Dust on Mars: Before and After (Opportunity)
Since landing on Mars a year ago, NASA's pair of six-wheeled geologists have been constantly exposed to martian winds and dust. Both rovers have been coated by some dust falling out of the atmosphere during that time, with estimates of the dust thickness ranging from 1 to 10 micrometers, or between 1/100th and 1/10th the width of a single human hair. Of the two, NASA's Mars Exploration Rover Spirit is definitely the more dust-laden. The Opportunity rover, as shown here, appears to be collecting less dust, perhaps because of a cleaning by wind or even "scavenging" of dust by frost that forms on the rover some nights during the martian winter. (See image of frost on Opportunity. http://photojournal.jpl.nasa.gov/catalog/PIA07108.)
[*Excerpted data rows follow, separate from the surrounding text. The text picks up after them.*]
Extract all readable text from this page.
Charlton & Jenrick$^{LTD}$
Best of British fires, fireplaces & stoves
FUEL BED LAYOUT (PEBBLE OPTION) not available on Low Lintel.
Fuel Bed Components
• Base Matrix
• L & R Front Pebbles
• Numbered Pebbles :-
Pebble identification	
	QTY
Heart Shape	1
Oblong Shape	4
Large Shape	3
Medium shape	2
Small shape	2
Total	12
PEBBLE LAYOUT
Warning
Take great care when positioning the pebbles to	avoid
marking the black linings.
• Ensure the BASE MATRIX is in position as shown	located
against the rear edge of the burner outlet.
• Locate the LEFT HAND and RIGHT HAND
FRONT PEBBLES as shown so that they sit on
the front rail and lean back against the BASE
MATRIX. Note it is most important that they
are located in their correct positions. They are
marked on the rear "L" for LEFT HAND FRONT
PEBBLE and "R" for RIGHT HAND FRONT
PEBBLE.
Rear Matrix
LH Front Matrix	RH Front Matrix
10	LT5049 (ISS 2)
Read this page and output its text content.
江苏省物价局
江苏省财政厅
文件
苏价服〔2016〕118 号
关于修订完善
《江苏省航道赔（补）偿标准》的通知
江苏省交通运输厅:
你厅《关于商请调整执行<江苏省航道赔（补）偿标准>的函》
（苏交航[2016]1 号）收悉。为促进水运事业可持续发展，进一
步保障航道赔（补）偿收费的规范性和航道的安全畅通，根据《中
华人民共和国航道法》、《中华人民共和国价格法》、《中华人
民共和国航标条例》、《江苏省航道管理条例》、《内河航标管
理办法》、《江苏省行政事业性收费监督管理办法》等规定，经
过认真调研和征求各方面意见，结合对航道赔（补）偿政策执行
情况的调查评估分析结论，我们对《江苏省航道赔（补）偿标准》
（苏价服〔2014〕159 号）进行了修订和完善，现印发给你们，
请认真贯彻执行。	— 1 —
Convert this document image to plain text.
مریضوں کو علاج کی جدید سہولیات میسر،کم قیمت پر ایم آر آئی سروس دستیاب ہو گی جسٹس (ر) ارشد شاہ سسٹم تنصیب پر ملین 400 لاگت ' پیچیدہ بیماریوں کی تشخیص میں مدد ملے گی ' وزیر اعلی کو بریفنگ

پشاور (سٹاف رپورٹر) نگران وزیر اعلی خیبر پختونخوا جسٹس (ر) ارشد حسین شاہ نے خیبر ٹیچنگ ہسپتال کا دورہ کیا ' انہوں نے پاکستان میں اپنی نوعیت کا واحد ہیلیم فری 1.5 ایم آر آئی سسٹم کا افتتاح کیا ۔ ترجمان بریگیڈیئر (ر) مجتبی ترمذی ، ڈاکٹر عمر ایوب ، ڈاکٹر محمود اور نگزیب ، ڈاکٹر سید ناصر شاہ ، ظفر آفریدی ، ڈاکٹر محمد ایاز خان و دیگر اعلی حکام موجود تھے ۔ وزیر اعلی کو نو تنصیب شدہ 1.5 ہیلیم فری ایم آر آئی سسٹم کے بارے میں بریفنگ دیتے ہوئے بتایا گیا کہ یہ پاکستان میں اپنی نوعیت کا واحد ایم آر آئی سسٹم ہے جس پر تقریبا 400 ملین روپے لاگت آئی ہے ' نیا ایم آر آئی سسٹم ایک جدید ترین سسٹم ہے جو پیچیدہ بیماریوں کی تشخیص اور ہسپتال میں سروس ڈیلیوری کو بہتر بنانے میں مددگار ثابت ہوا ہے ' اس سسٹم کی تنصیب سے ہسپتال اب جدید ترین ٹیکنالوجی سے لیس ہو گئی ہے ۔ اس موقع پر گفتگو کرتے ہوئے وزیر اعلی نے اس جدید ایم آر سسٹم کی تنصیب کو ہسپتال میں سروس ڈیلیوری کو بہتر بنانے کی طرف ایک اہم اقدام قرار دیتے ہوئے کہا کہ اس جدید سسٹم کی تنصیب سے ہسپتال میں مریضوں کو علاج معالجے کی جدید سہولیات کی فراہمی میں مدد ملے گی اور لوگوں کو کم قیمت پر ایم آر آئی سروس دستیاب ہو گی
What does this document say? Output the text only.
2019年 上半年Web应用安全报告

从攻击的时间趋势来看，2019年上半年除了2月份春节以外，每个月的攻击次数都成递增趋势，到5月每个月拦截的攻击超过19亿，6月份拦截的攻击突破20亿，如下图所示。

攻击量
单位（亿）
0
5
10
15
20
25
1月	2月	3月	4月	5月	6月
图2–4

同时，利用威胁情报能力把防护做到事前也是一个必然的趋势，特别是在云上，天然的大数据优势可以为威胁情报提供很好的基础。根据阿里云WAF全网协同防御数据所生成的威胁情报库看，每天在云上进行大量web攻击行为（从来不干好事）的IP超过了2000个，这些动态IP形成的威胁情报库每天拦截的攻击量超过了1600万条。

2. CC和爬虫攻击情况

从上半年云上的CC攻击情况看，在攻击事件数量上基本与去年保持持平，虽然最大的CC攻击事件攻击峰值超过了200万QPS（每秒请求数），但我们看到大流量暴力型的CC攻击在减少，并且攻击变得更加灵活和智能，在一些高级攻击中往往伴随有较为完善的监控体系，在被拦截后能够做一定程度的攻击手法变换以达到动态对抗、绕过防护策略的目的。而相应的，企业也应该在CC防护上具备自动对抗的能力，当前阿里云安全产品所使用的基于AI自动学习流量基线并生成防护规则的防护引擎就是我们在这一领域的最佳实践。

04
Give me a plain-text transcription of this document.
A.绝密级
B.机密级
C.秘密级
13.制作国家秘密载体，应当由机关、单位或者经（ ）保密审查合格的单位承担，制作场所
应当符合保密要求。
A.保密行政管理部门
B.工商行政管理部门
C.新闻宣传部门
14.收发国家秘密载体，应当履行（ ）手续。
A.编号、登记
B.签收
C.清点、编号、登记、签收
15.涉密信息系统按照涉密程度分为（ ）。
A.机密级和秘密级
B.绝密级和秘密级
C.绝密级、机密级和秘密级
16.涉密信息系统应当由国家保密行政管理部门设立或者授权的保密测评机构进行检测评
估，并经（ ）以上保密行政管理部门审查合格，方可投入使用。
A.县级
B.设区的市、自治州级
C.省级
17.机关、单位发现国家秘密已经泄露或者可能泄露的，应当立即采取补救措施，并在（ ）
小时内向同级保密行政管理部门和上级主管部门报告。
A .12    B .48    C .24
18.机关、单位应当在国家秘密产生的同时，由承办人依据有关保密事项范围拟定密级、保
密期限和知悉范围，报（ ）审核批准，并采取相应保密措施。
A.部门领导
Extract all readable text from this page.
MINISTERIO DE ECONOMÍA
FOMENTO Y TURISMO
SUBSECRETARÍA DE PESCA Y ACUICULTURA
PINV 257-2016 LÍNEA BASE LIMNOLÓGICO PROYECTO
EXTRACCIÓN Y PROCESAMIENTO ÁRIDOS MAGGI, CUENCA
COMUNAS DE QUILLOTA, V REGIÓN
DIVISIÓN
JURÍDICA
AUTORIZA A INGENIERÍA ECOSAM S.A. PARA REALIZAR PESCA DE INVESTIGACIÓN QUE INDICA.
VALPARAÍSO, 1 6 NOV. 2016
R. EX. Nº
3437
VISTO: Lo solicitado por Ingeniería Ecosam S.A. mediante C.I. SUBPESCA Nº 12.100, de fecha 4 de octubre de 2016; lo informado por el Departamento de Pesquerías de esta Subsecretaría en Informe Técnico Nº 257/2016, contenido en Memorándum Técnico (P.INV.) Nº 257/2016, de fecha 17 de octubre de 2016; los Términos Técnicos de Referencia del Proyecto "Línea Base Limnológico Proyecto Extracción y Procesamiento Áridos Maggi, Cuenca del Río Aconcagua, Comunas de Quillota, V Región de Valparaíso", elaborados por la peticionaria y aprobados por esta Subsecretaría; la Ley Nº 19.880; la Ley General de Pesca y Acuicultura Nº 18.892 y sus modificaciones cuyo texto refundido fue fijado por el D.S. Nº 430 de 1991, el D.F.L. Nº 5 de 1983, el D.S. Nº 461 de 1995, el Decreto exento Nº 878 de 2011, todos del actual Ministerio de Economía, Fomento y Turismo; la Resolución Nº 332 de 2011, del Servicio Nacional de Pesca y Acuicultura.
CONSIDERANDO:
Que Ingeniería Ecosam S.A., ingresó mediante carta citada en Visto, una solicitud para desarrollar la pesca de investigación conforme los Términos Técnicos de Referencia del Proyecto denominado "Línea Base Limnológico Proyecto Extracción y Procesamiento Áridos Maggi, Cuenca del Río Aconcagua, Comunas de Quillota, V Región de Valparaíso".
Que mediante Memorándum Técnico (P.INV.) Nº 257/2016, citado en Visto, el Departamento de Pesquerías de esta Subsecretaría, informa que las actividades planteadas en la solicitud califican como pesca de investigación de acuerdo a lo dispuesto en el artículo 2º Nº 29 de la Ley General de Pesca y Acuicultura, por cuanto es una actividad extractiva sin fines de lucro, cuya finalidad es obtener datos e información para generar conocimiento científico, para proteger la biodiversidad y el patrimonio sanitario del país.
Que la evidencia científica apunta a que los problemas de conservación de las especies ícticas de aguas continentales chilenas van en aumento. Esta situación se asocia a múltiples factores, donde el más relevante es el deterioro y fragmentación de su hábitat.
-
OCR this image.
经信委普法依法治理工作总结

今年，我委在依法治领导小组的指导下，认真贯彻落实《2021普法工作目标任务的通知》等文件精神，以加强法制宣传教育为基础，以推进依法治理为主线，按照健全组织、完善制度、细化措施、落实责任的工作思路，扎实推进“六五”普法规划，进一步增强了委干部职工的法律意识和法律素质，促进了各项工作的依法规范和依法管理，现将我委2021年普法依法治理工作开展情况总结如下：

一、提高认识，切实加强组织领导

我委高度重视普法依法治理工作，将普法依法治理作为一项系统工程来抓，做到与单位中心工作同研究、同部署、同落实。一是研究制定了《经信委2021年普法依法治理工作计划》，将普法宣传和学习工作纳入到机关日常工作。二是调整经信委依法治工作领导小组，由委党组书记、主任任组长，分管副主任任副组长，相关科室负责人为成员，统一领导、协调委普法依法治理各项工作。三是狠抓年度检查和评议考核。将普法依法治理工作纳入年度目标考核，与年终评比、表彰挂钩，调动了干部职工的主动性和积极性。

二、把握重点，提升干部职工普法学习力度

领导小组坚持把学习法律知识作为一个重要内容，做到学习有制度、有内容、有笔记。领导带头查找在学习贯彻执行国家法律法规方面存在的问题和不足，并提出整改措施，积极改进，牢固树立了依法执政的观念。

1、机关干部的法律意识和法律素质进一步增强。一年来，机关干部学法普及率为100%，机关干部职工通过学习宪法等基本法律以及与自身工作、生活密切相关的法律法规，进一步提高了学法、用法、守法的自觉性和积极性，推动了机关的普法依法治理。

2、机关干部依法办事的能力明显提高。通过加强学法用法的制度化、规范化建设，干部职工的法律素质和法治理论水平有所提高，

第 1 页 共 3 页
Opportunity took the left image on martian day, or sol, 23 (Feb. 16, 2004), and took the right image about 11 months later, on sol 346 (Jan. 13, 2005), using the panoramic camera. Both images show the camera's calibration target, which is used as a reference point for calibrating the colors on Mars. In the later image, the surfaces have become only mildly dusty compared to shortly after landing. Both images represent the panoramic camera team's best current attempt at generating true-color views of what these scenes would look like if viewed by a human on Mars. They were each generated using a combination of six calibrated, left-eye Pancam images acquired through filters ranging from 430-nanometer to 750-nanometer wavelengths. The diameter of the outer ring of the calibration target is 8 centimeters (3.15 inches).